For the fourth day running, France has been crippled by strikes. Airlines are canceling flights. Travelers making their way to Paris from DeGaulle and Orly face long delays.
Tourists are stranded. The Eiffel Tower was closed. Rail and subway traffic into the city has been curtailed. By shutting down refineries, French oil workers may cause a shutdown of gas stations and force the government to raid the strategic petroleum reserve.
Millions have gone on strike. One in 10 high schools has been closed. Students at secondary schools and universities march beside workers and block entrances to paralyze the educational system.
And what is the cause of this national tantrum?
President Nicolas Sarkozy has moved through the National Assembly and is pushing through the Senate a measure raising the retirement age for state pensions from 60 to 62.
For if France does not raise that retirement age, its social security system will face a $58 billion deficit by 2018. Sarkozy’s reform follows his victory in repealing a decade-old Socialist law that mandated the 35-hour workweek in France.
What world, one wonders, are these French living in?
Around 2050, those high school and college students will be near or above today’s retirement age of 60. Who do they think is going to pony up for their pensions? Are they not aware of what is coming for France and Europe?
Today, 23 percent of French men and women are 60 or older. That will rise to 33 percent by 2050, when there will be one French worker for each French retiree, if 60 is retained as the age of retirement.
Today, 5.5 percent of French men and women are 80 or older. By 2050, that doubles to 11 percent.
Who do the French strikers think is going to pay the taxes for the medical expenses of this infirm and aged ninth of a nation?
Where the median age of the French is 40, in 2050 it will be 45. But that number disguises a far drearier reality.
Since 1970, the fertility rate of French women has been below the 2.1 children needed to sustain France’s population, what demographers call zero population growth. For the next four decades until 2050, the fertility level of French women is projected to remain roughly 15 percent below ZPG.
Yet France’s population of 62.6 million is projected to make a healthy leap to 67.7 million. How can a population continue to grow when the birth rate for almost 80 years running to 2050 is below replacement level?
Answer: As the French retire, age and die, France is filling up with immigrants coming to replace the departed and departing French, and the millions of French children who were never born because their potential parents did not want them.
Where are the immigrants coming from?
Some come from Eastern Europe. But more are arriving from Morocco, Algeria, Tunisia and the former French colonies of the sub-Sahara. Arabs and Africans are populating cities like Marseilles and Grenoble, and filling up the burgeoning banlieues around Paris, where every few years, they go on a tear and burn thousands of cars. For Paris police, the banlieues are off-limits, except when traveling in platoons.
These immigrants do not bring the occupational skills, education or language abilities of French youth. Most will not earn the wages and salaries of native-born French, and thus not contribute the same level of taxes to sustain a welfare state constructed by a Socialist Party that has ruled France on and off for decades.
With the end of the 35-hour workweek and retirement at 60, the peeling back of social welfare benefits granted to the French in the salad days of socialism has only just begun. They can march and protest and strike, but they cannot avert the inevitable.

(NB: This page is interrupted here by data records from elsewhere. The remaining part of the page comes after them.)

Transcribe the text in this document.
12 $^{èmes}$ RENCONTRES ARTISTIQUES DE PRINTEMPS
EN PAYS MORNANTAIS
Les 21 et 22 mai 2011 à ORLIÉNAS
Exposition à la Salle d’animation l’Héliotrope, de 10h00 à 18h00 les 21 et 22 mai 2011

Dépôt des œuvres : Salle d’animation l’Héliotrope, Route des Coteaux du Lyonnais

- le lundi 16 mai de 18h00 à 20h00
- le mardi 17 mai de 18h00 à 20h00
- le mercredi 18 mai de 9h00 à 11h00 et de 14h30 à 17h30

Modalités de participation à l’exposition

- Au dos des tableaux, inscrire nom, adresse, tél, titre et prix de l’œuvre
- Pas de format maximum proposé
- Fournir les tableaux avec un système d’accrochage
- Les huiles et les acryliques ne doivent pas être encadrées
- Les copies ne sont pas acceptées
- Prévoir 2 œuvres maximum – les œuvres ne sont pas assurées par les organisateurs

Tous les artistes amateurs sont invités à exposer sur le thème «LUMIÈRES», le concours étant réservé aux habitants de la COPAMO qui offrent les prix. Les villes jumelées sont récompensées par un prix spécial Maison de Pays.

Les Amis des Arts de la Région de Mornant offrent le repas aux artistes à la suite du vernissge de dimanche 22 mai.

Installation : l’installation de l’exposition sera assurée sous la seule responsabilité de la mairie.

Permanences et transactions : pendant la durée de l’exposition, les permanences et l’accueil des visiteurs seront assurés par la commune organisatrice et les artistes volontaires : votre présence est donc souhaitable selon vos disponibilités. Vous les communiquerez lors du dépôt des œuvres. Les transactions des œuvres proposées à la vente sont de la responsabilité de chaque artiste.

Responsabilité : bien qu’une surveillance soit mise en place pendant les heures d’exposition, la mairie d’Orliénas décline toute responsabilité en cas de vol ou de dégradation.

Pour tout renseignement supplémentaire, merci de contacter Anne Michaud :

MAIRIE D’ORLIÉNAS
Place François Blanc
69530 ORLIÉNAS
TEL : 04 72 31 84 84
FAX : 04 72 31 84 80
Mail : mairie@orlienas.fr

What is true of France is true of Europe, where not one nation has a fertility rate that will replace its native-born. Among Russians, Ukrainians, Estonians, Lithuanians and Latvians, the death rate already exceeds the birth rate. These countries have begun to pass away. And their neighbors will follow.
With the financial crisis of 2008-09, followed by the threatened debt default of one or more of the European Union PIGS (Portugal, Ireland, Greece, Spain), all of Europe also seems to be slashing defense budgets to save all they can of their welfare states.
Which raises questions we debt-swamped Americans cannot put off forever. Why, 65 years after World War II, are we still defending these nations? When Europe has more wealth, more people and a more lavish welfare state than we do, why should we impose sacrifices on our people to pay for the privilege of defending her people?
Instead of borrowing from Europe to defend Europe, why do we not charge them for providing that protection? If we are going to play Romans, why not demand tribute, as the Romans did?
America is the first empire in history to pay tribute to its satraps.